Ohio State researchers examining total bills for Ohio customers noted that wholesale savings have generally been offset due to financial arrangements between affiliated generation and distribution companies. Like many other states, Ohio’s restructuring process allowed utilities to divest generation assets by selling them to subsidiaries. These utility-affiliated generation companies were predominantly legacy coal plants losing revenues to new gas plants. Ohio allowed distribution utilities to add nonbypassable riders to customer bills that forced all customers, even ones that switched suppliers, to subsidize losses from the shale boom. Some of these charges amounted to over 60% of the total bill. These customers saw rates increase despite falling wholesale costs. However, Duke Energy Ohio, unlike other Ohio utilities, functionally divested its generation assets and did not have the incentive to pass generation company losses to its distribution customers. These customers observed net savings in response to falling wholesale market prices. Separately, the researchers noted that any cross-subsidization between customer classes would likely arise from the state-regulated component (not the RTO part) of the bill.
A Harvard and Columbia study found that long-term bilateral power purchases outside of organized markets were marked up compared to fuel costs. Many of these contracts were between affiliated generation and regulated distribution utilities. These markups were greater in utilities that had more residential customers because they were less likely to search for better deals and switch companies compared to other customer classes. Aside from market power, there could be reasons for bilateral contracting that is not based purely on costs, such as hedging or local development. The authors did not see evidence that renewable portfolio standards were responsible for the higher costs. In conclusion, they stated that their findings do not imply that electricity markets should remain regulated, but emphasized the importance of careful oversight of markets.
Independent studies show that RTO markets produce efficiency gains, but incomplete restructuring can add avoidable costs to customers’ retail bills and diminish these savings. While a thorough discussion of reforms needed to address the problems identified in the studies is beyond the scope of this article, the authors and other academics offer several ideas.
First, the researchers recommended better oversight and revisiting permissible affiliate relationships to improve restructuring implementation. Decision makers could better ensure that restructuring results in robust competition between multiple suppliers as well as independent distribution utilities that have incentives to efficiently serve end-use customers.
Improving data access and accuracy could also help regulators and stakeholders gauge what costs are reasonable to expect in rates. The researchers expressed a need for total bill data for all utilities with line items including indirect costs, flow-through revenues, and nonbypassable riders. Researchers also wanted data to reflect ownership and operator information for generation facilities and holding company structures. For example, EIA rate data are artificially suppressed because they include total electricity consumption by the distribution utility, even from customers who switched to a competitive generation supplier, while excluding revenues that flow through to affiliated companies.
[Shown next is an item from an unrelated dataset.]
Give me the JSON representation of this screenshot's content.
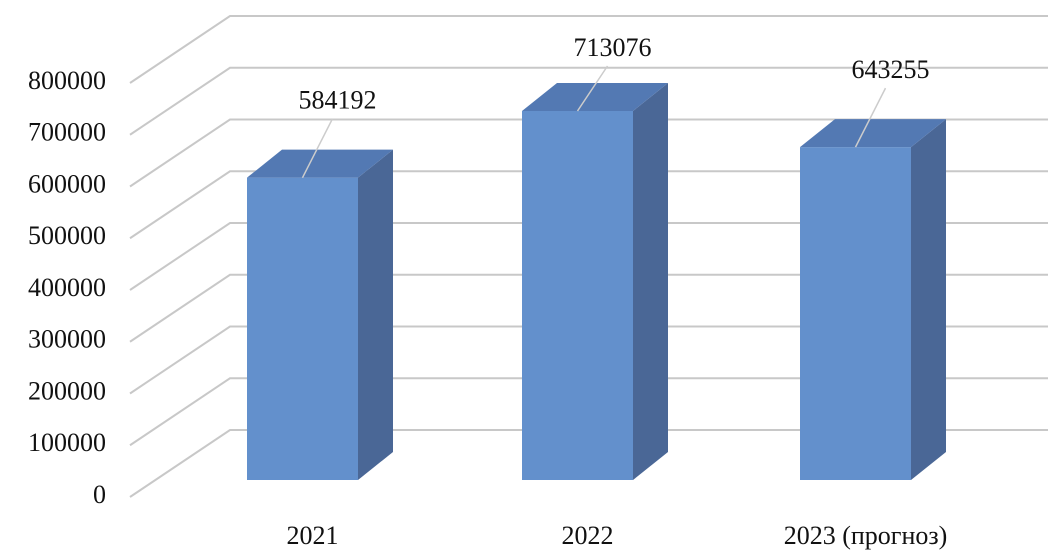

Lastly, regulators could mitigate market power issues by improving customer engagement. The extent to which consumers can capture some of the savings created from competitive markets depends on their ability to respond to prices and put pressure on sellers to deliver value. Indeed, customers active in market bidding have the potential to neutralize supplier market power. Improving price signals to customers and providing them with devices that automate response can be important complementary mitigation strategies.